Wednesday, August 29, 2007
Kritzer on 'Not Lawyering Up' Due to Income and Kind of Case: Some Counterintuitive Empirical Results In the US and Five Other Legal Cultures
Posted by Alan Childress
Herbert Kritzer (Wm. Mitchell) has posted to SSRN's LAW & SOC.: LEGAL PROF. journal his paper, "To Lawyer, or Not to Lawyer, Is That the Question?" (August 2007). Here is Bert's abstract:
A central aspect of much of the debate over access to justice is the cost of legal services. The presumption of most participants in the debate is that individuals of limited or modest means do not obtain legal assistance because they cannot afford the cost of that assistance. The question I consider in this paper is whether income is a major factor in the decision to obtain the assistance of a qualified legal professional. Drawing upon data from five different countries (the United States, England and Wales, Canada, Australia, and Japan), I examine the relationship between income and using a legal professional.
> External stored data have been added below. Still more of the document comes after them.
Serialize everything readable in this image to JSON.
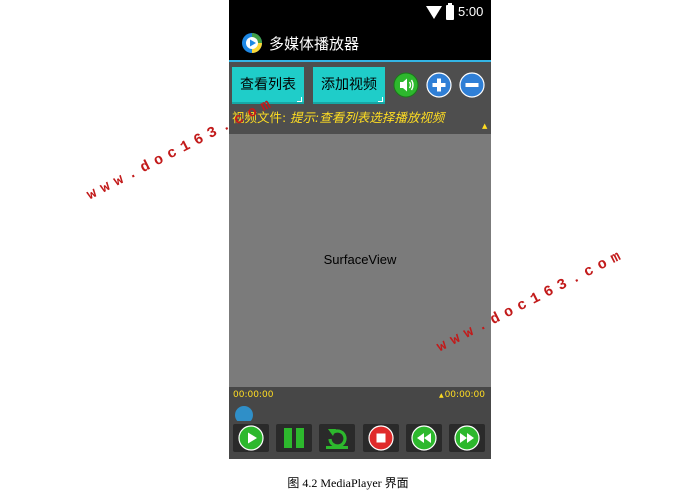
{
  "status_bar": {
    "time": "5:00",
    "icons": [
      "wifi-icon",
      "battery-icon"
    ]
  },
  "app_bar": {
    "title": "多媒体播放器",
    "icon": "media-player-logo-icon"
  },
  "toolbar": {
    "list_label": "查看列表",
    "add_label": "添加视频",
    "icons": [
      "volume-icon",
      "plus-icon",
      "minus-icon"
    ]
  },
  "info": {
    "label": "视频文件:",
    "hint": "提示:查看列表选择播放视频"
  },
  "surface": {
    "label": "SurfaceView"
  },
  "progress": {
    "current": "00:00:00",
    "total": "00:00:00",
    "value": 0
  },
  "controls": [
    "play-icon",
    "pause-icon",
    "replay-icon",
    "stop-icon",
    "rewind-icon",
    "fast-forward-icon"
  ],
  "caption": "图 4.2 MediaPlayer 界面",
  "watermark": "www.doc163.com",
  "colors": {
    "accent_cyan": "#1fcdc9",
    "hint_yellow": "#ffdd22",
    "appbar_divider": "#33b5e5",
    "control_green": "#2db82d",
    "stop_red": "#e02a2a",
    "watermark_red": "#c21a1a"
  }
}
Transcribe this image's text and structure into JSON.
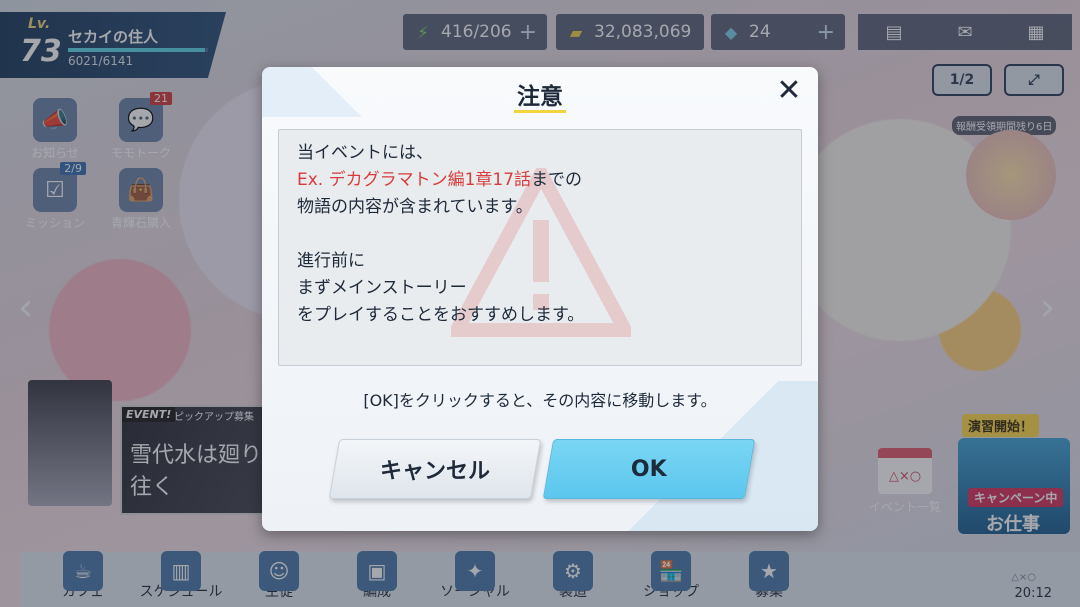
{
  "player": {
    "level_label": "Lv.",
    "level": "73",
    "name": "セカイの住人",
    "exp_text": "6021/6141",
    "exp_fraction": 0.98
  },
  "resources": {
    "energy": "416/206",
    "money": "32,083,069",
    "gems": "24"
  },
  "corner": {
    "page_indicator": "1/2"
  },
  "side_icons": [
    {
      "label": "お知らせ"
    },
    {
      "label": "モモトーク",
      "badge": "21"
    },
    {
      "label": "ミッション",
      "badge": "2/9"
    },
    {
      "label": "青輝石購入"
    }
  ],
  "right_panel": {
    "limited_text": "報酬受領期間残り6日",
    "event_list_label": "イベント一覧",
    "job_tag": "演習開始！",
    "job_campaign": "キャンペーン中",
    "job_title": "お仕事"
  },
  "event_banner": {
    "tag": "EVENT!",
    "sub": "ピックアップ募集",
    "title": "雪代水は廻り往く"
  },
  "bottom_nav": [
    {
      "label": "カフェ"
    },
    {
      "label": "スケジュール"
    },
    {
      "label": "生徒"
    },
    {
      "label": "編成"
    },
    {
      "label": "ソーシャル"
    },
    {
      "label": "製造"
    },
    {
      "label": "ショップ"
    },
    {
      "label": "募集"
    }
  ],
  "clock": "20:12",
  "modal": {
    "title": "注意",
    "message": {
      "line1": "当イベントには、",
      "line2_highlight": "Ex. デカグラマトン編1章17話",
      "line2_rest": "までの",
      "line3": "物語の内容が含まれています。",
      "line4": "進行前に",
      "line5": "まずメインストーリー",
      "line6": "をプレイすることをおすすめします。"
    },
    "hint": "[OK]をクリックすると、その内容に移動します。",
    "cancel_label": "キャンセル",
    "ok_label": "OK"
  },
  "colors": {
    "highlight": "#d93b3b",
    "ok_button": "#6fd0f2",
    "title_underline": "#f2d53c"
  }
}
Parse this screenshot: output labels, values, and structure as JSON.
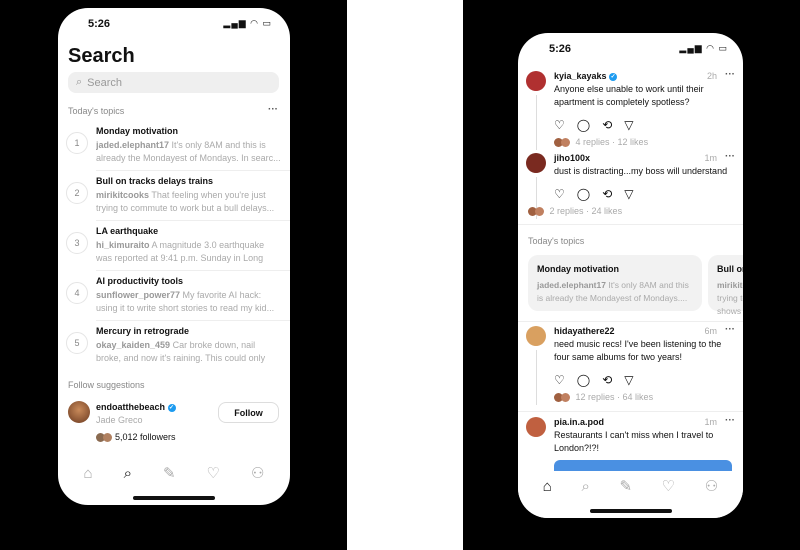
{
  "left": {
    "status_time": "5:26",
    "title": "Search",
    "search_placeholder": "Search",
    "topics_header": "Today's topics",
    "topics": [
      {
        "num": "1",
        "title": "Monday motivation",
        "user": "jaded.elephant17",
        "text": "It's only 8AM and this is already the Mondayest of Mondays. In searc..."
      },
      {
        "num": "2",
        "title": "Bull on tracks delays trains",
        "user": "mirikitcooks",
        "text": "That feeling when you're just trying to commute to work but a bull delays..."
      },
      {
        "num": "3",
        "title": "LA earthquake",
        "user": "hi_kimuraito",
        "text": "A magnitude 3.0 earthquake was reported at 9:41 p.m. Sunday in Long Beach..."
      },
      {
        "num": "4",
        "title": "AI productivity tools",
        "user": "sunflower_power77",
        "text": "My favorite AI hack: using it to write short stories to read my kid..."
      },
      {
        "num": "5",
        "title": "Mercury in retrograde",
        "user": "okay_kaiden_459",
        "text": "Car broke down, nail broke, and now it's raining. This could only mean on..."
      }
    ],
    "follow_header": "Follow suggestions",
    "suggestion": {
      "username": "endoatthebeach",
      "name": "Jade Greco",
      "followers": "5,012 followers",
      "button": "Follow"
    }
  },
  "right": {
    "status_time": "5:26",
    "posts": [
      {
        "user": "kyia_kayaks",
        "verified": true,
        "time": "2h",
        "text": "Anyone else unable to work until their apartment is completely spotless?",
        "replies": "4 replies",
        "likes": "12 likes"
      },
      {
        "user": "jiho100x",
        "time": "1m",
        "text": "dust is distracting...my boss will understand",
        "replies": "2 replies",
        "likes": "24 likes"
      },
      {
        "user": "hidayathere22",
        "time": "6m",
        "text": "need music recs! I've been listening to the four same albums for two years!",
        "replies": "12 replies",
        "likes": "64 likes"
      },
      {
        "user": "pia.in.a.pod",
        "time": "1m",
        "text": "Restaurants I can't miss when I travel to London?!?!"
      }
    ],
    "topics_header": "Today's topics",
    "cards": [
      {
        "title": "Monday motivation",
        "user": "jaded.elephant17",
        "text": "It's only 8AM and this is already the Mondayest of Mondays...."
      },
      {
        "title": "Bull on tracks",
        "user": "mirikitcooks",
        "text": "That feeling when you're trying to commute to work but a bull shows up unbothered"
      }
    ]
  },
  "colors": {
    "verified": "#1d9bf0",
    "link_preview": "#4a90e2"
  }
}
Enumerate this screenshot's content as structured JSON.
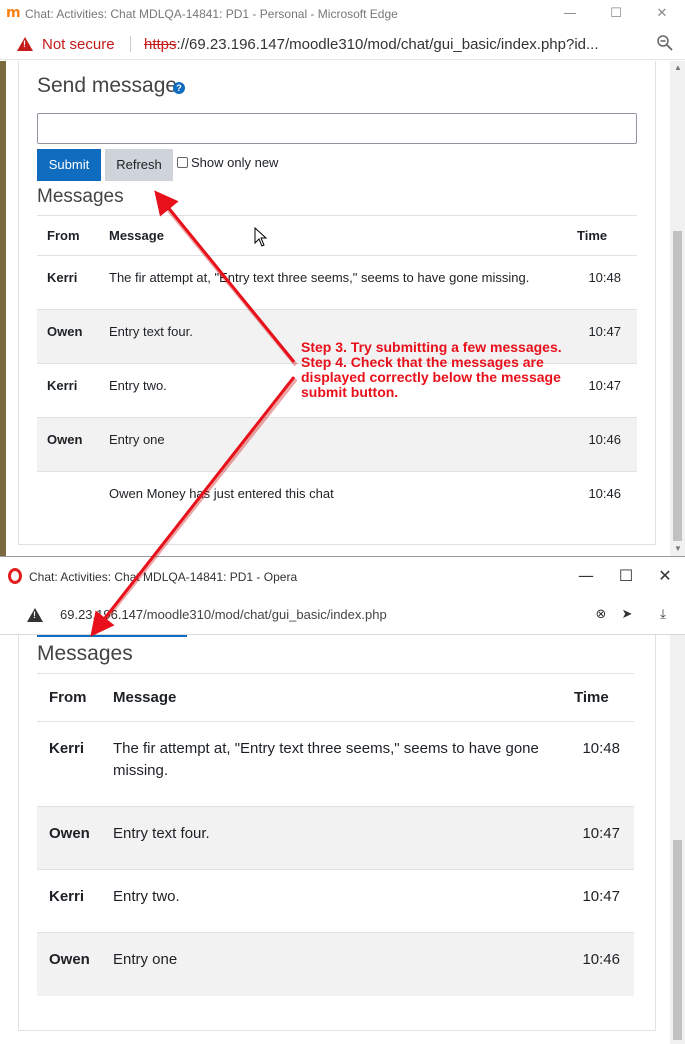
{
  "edge": {
    "window_title": "Chat: Activities: Chat MDLQA-14841: PD1 - Personal - Microsoft Edge",
    "not_secure": "Not secure",
    "url_scheme": "https",
    "url_rest": "://69.23.196.147/moodle310/mod/chat/gui_basic/index.php?id...",
    "send_heading": "Send message",
    "message_value": "",
    "submit_label": "Submit",
    "refresh_label": "Refresh",
    "show_only_new_label": "Show only new",
    "messages_heading": "Messages",
    "columns": {
      "from": "From",
      "message": "Message",
      "time": "Time"
    },
    "rows": [
      {
        "from": "Kerri",
        "message": "The fir attempt at, \"Entry text three seems,\" seems to have gone missing.",
        "time": "10:48"
      },
      {
        "from": "Owen",
        "message": "Entry text four.",
        "time": "10:47"
      },
      {
        "from": "Kerri",
        "message": "Entry two.",
        "time": "10:47"
      },
      {
        "from": "Owen",
        "message": "Entry one",
        "time": "10:46"
      },
      {
        "from": "",
        "message": "Owen Money has just entered this chat",
        "time": "10:46"
      }
    ]
  },
  "opera": {
    "window_title": "Chat: Activities: Chat MDLQA-14841: PD1 - Opera",
    "url_host": "69.23.196.147",
    "url_path": "/moodle310/mod/chat/gui_basic/index.php",
    "messages_heading": "Messages",
    "columns": {
      "from": "From",
      "message": "Message",
      "time": "Time"
    },
    "rows": [
      {
        "from": "Kerri",
        "message": "The fir attempt at, \"Entry text three seems,\" seems to have gone missing.",
        "time": "10:48"
      },
      {
        "from": "Owen",
        "message": "Entry text four.",
        "time": "10:47"
      },
      {
        "from": "Kerri",
        "message": "Entry two.",
        "time": "10:47"
      },
      {
        "from": "Owen",
        "message": "Entry one",
        "time": "10:46"
      }
    ]
  },
  "annotation": {
    "step3": "Step 3. Try submitting a few messages.",
    "step4": "Step 4. Check that the messages are displayed correctly below the message submit button.",
    "color": "#e8101a"
  },
  "colors": {
    "primary": "#0f6cbf",
    "secondary_btn": "#ced4da",
    "stripe": "#f2f2f2",
    "not_secure": "#c41b1b"
  }
}
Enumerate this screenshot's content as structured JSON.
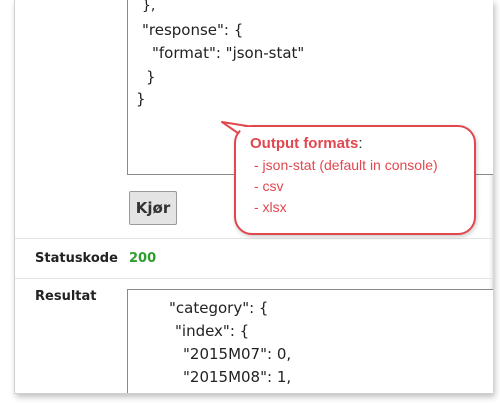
{
  "request": {
    "lines": [
      "},",
      "\"response\": {",
      "\"format\": \"json-stat\"",
      "}",
      "}"
    ]
  },
  "run_button": {
    "label": "Kjør"
  },
  "status": {
    "label": "Statuskode",
    "value": "200",
    "value_color": "#2e9e2e"
  },
  "result": {
    "label": "Resultat",
    "lines": [
      "\"category\": {",
      "\"index\": {",
      "\"2015M07\": 0,",
      "\"2015M08\": 1,"
    ]
  },
  "callout": {
    "title": "Output formats",
    "title_suffix": ":",
    "items": [
      "- json-stat (default in console)",
      "- csv",
      "- xlsx"
    ],
    "accent_color": "#e0484e"
  }
}
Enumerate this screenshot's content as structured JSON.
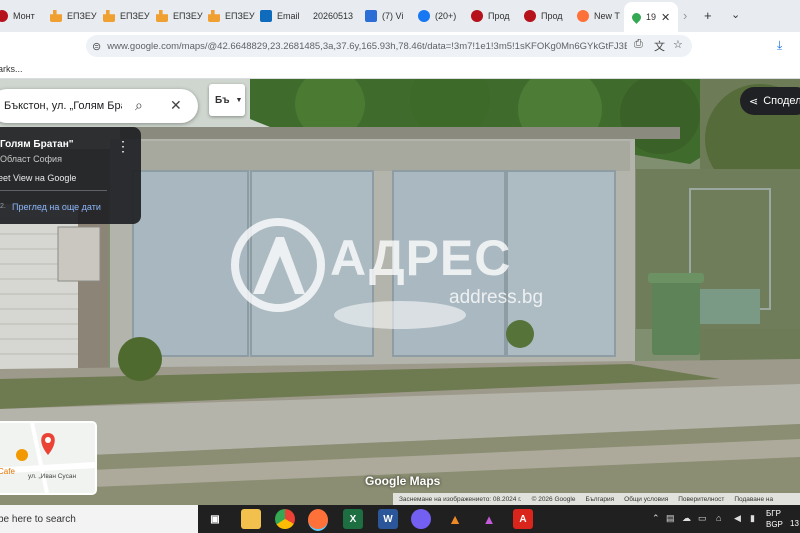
{
  "browser": {
    "tabs": [
      {
        "label": "Монт",
        "icon": "red-circle-icon"
      },
      {
        "label": "ЕПЗЕУ",
        "icon": "epzeu-icon"
      },
      {
        "label": "ЕПЗЕУ",
        "icon": "epzeu-icon"
      },
      {
        "label": "ЕПЗЕУ",
        "icon": "epzeu-icon"
      },
      {
        "label": "ЕПЗЕУ",
        "icon": "epzeu-icon"
      },
      {
        "label": "Email",
        "icon": "email-icon"
      },
      {
        "label": "20260513",
        "icon": ""
      },
      {
        "label": "(7) Vi",
        "icon": "vk-icon"
      },
      {
        "label": "(20+)",
        "icon": "facebook-icon"
      },
      {
        "label": "Прод",
        "icon": "red-circle-icon"
      },
      {
        "label": "Прод",
        "icon": "red-circle-icon"
      },
      {
        "label": "New T",
        "icon": "firefox-icon"
      },
      {
        "label": "19",
        "icon": "maps-pin-icon",
        "active": true
      }
    ],
    "url": "www.google.com/maps/@42.6648829,23.2681485,3a,37.6y,165.93h,78.46t/data=!3m7!1e1!3m5!1sKFOKg0Mn6GYkGtFJ3Eu",
    "bookmarks_label": "arks..."
  },
  "maps": {
    "search_value": "Бъкстон, ул. „Голям Бра",
    "language_button": "Бъ",
    "share_label": "Сподел",
    "card": {
      "title": "Голям Братан\"",
      "subtitle": "Област София",
      "street_view_label": "eet View на Google",
      "more_dates": "Преглед на още дати",
      "more_dates_prefix": "2."
    },
    "minimap": {
      "label_cafe": "Cafe",
      "label_street": "ул. „Иван Сусан"
    },
    "logo": "Google Maps",
    "footer": [
      "Заснемане на изображението: 08.2024 г.",
      "© 2026 Google",
      "България",
      "Общи условия",
      "Поверителност",
      "Подаване на"
    ],
    "watermark": {
      "brand": "АДРЕС",
      "site": "address.bg"
    }
  },
  "taskbar": {
    "search_placeholder": "be here to search",
    "apps": [
      "task-view",
      "file-explorer",
      "chrome",
      "firefox",
      "excel",
      "word",
      "viber",
      "vlc",
      "affinity",
      "acrobat"
    ],
    "lang_top": "БГР",
    "lang_bottom": "BGP",
    "clock": "13"
  },
  "colors": {
    "chrome_bg": "#e8ecf1",
    "taskbar": "#202020",
    "card_bg": "#202124",
    "link_blue": "#8ab4f8"
  }
}
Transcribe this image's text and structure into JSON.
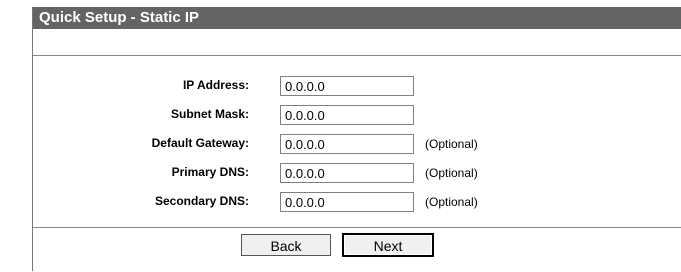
{
  "title": "Quick Setup - Static IP",
  "fields": [
    {
      "label": "IP Address:",
      "value": "0.0.0.0",
      "note": ""
    },
    {
      "label": "Subnet Mask:",
      "value": "0.0.0.0",
      "note": ""
    },
    {
      "label": "Default Gateway:",
      "value": "0.0.0.0",
      "note": "(Optional)"
    },
    {
      "label": "Primary DNS:",
      "value": "0.0.0.0",
      "note": "(Optional)"
    },
    {
      "label": "Secondary DNS:",
      "value": "0.0.0.0",
      "note": "(Optional)"
    }
  ],
  "buttons": {
    "back_label": "Back",
    "next_label": "Next"
  }
}
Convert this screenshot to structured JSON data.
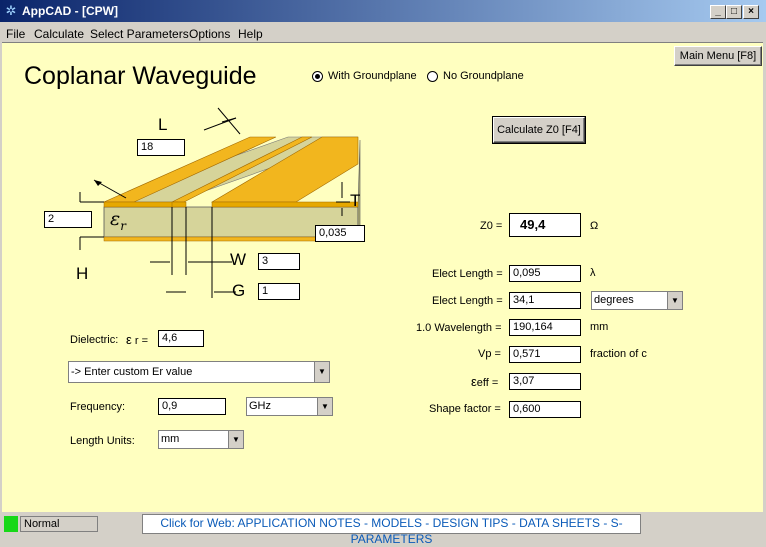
{
  "window": {
    "title": "AppCAD - [CPW]",
    "minimize": "_",
    "restore": "□",
    "close": "×"
  },
  "menu": {
    "items": [
      "File",
      "Calculate",
      "Select Parameters",
      "Options",
      "Help"
    ]
  },
  "header": {
    "title": "Coplanar Waveguide",
    "main_menu_button": "Main Menu [F8]",
    "radio_with": "With Groundplane",
    "radio_without": "No Groundplane",
    "with_groundplane_selected": true
  },
  "diagram": {
    "L_label": "L",
    "L_value": "18",
    "T_label": "T",
    "T_value": "0,035",
    "H_label": "H",
    "H_value": "2",
    "er_label": "ε",
    "er_sub": "r",
    "W_label": "W",
    "W_value": "3",
    "G_label": "G",
    "G_value": "1",
    "colors": {
      "metal": "#f2b61e",
      "metal_edge": "#c08000",
      "substrate": "#d6d49a",
      "substrate_dark": "#b4b276"
    }
  },
  "inputs": {
    "dielectric_label": "Dielectric:",
    "dielectric_symbol": "ε",
    "dielectric_sub": "r =",
    "dielectric_value": "4,6",
    "material_select": "-> Enter custom Er value",
    "frequency_label": "Frequency:",
    "frequency_value": "0,9",
    "frequency_unit": "GHz",
    "length_units_label": "Length Units:",
    "length_units_value": "mm"
  },
  "calculate_button": "Calculate Z0  [F4]",
  "results": {
    "z0_label": "Z0 =",
    "z0_value": "49,4",
    "z0_unit": "Ω",
    "elect_length_label": "Elect Length =",
    "elect_length_value": "0,095",
    "elect_length_unit": "λ",
    "elect_length_deg_label": "Elect Length =",
    "elect_length_deg_value": "34,1",
    "elect_length_deg_unit": "degrees",
    "wavelength_label": "1.0 Wavelength =",
    "wavelength_value": "190,164",
    "wavelength_unit": "mm",
    "vp_label": "Vp =",
    "vp_value": "0,571",
    "vp_unit": "fraction of c",
    "eeff_symbol": "ε",
    "eeff_sub": "eff =",
    "eeff_value": "3,07",
    "shape_label": "Shape factor =",
    "shape_value": "0,600"
  },
  "status": {
    "state": "Normal",
    "web_link": "Click for Web: APPLICATION NOTES - MODELS - DESIGN TIPS - DATA SHEETS - S-PARAMETERS"
  }
}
The results are remarkably consistent across the five countries: income has relatively little relationship with the decision to use a legal professional to deal with a dispute or other legal need. The decision to use a lawyer appears to be much more a function of the nature of the dispute. Even those who could afford to retain a lawyer frequently make the decision to forego that assistance. The analysis suggests that those considering access to justice issues need to grapple with the more general issues of how those with legal needs, regardless of the resources they have available, evaluate the costs and benefits of hiring a lawyer.